J'ai envie de dire que c'est encore très dur aujourd'hui, pourtant nous revenons de la piscine avec mon mari, une première pour lui depuis pas mal d'années.
Au moins une activité en commun, pas trop difficile pour cela.
Le plus difficile c'est qu'il se trouve une activité sans moi, il est beaucoup trop fusionnel, et ne me lache pas ..........
Je vais relater notre consultation chez un thérapeute de couple de mercredi dernier, j'ai du le trainer, j'ai failli annuler le RV la veille, tellement il faisait la comédie, j'ai bien fait de
laisser, c'est vraiment moi qui l'ait emmené, il a grogné tout le trajet en voiture. Il me disait qu'il n'avait rien à dire et il se demandait pourquoi nous y allions, je lui ai dit que j'allais
commencer par dire pourquoi je m'étais sentie ausssi mal au moment de notre crise d'il y a un mois, et que nous verrions comment cela se passerait, je faisais entièrement confiance au psy que je
connais bien.
Et bien , je n'ai pas eu le temps de faire 2 phrases que mon mari a pris la parole pour raconter sa maladie, et qu'il a beaucoup parlé, le psy aussi. Moi un peu quand même, mais comme le but
c'était que mon mari puisse sortir tout ce qu'il a vécu pendant sa maladie, après et maintenant, je l'ai laissé beaucoup parlé.
La séance s'est bien passée, par contre je me sentais très émue et fatiguée, tendue ensuite, il y a eu beaucoup démotions de notre part à nous deux.

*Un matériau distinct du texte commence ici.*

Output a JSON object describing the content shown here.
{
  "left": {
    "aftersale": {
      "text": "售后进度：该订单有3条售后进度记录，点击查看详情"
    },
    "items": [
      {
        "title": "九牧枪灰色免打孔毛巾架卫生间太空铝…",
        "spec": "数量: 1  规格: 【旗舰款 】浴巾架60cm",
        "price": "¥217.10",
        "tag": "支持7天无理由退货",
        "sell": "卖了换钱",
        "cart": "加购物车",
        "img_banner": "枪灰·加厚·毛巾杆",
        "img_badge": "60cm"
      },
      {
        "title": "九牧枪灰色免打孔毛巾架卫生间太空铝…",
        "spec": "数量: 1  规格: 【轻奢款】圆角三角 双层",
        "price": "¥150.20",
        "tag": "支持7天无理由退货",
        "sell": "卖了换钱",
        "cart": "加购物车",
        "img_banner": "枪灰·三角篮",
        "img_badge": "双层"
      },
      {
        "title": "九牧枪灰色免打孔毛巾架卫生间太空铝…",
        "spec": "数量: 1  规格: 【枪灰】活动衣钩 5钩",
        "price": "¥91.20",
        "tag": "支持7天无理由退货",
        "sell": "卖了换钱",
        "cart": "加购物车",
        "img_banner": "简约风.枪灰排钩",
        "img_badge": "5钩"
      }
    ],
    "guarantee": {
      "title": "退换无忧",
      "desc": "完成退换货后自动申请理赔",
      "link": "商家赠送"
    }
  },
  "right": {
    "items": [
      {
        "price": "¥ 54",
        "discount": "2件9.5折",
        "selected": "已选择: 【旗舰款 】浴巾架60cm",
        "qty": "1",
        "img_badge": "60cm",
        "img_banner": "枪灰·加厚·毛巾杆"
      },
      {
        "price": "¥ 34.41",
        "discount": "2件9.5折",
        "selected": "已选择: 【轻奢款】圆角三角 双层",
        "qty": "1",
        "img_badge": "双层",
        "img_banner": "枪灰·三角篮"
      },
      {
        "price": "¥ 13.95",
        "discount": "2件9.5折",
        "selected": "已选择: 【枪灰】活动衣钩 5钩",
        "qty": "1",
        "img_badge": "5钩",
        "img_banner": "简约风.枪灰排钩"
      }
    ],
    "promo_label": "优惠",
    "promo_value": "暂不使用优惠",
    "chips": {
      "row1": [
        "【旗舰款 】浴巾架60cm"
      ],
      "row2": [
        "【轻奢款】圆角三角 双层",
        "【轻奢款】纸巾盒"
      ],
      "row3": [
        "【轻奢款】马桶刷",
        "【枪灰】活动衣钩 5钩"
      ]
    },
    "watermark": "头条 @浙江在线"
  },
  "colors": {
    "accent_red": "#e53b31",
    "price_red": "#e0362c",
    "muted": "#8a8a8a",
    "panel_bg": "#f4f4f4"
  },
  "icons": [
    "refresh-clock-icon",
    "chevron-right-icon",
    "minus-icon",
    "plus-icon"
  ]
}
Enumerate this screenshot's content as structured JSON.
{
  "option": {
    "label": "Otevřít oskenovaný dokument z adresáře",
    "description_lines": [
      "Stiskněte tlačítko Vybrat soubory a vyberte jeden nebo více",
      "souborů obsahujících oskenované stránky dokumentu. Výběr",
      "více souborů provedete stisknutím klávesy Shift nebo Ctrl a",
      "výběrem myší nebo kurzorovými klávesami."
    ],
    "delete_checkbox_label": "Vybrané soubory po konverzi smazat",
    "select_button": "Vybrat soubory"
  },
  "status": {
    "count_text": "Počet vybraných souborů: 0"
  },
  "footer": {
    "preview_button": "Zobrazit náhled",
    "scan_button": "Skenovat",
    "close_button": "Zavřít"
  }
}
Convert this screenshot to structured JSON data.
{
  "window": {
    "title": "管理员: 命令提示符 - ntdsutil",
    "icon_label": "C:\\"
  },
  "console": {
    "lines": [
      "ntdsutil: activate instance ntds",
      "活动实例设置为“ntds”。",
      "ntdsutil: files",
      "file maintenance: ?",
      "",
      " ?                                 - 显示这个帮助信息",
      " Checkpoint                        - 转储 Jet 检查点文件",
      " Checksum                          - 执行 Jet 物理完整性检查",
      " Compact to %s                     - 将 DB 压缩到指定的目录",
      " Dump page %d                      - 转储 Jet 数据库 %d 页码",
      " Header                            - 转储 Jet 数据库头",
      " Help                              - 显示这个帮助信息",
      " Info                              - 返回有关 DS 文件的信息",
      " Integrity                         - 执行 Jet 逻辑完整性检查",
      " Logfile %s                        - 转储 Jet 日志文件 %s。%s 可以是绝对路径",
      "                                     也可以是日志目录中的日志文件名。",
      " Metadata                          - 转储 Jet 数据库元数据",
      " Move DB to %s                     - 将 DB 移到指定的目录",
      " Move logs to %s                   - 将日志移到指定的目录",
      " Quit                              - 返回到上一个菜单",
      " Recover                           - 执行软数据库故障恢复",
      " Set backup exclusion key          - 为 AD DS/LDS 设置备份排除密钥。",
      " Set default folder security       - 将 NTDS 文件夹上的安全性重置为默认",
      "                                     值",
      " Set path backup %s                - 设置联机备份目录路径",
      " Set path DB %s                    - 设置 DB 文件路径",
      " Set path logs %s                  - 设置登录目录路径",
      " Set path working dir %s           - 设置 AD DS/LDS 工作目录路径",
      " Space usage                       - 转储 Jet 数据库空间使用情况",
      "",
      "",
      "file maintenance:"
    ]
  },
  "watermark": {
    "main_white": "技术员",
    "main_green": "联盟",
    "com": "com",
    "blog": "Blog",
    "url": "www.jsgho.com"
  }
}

Nous avons repris la route en direction d'un centre commercial ou nous avons déjeuné, les échanges ont continué, mon mari s'est dit très content, apparamment il se sentait mieux que moi, il se
sentait surtout libéré de cette consultation qui l'angoissait.
Pendant le repas nous avons continué, et comme le psy a plusieurs fois fait le parallèlle avec ma dépression d'il y a quelques années et le cancer de mon mari qui sont toutes les deux des
maladies chroniques, j'ai abordé cette période ou j'allais si mal et ou pour lui c'était difficile.
Et là il a évoqué quelque chose de très difficile à vivre pour lui pendant ma maladie, une hospitalisation en clinique psy d'un mois pour moi.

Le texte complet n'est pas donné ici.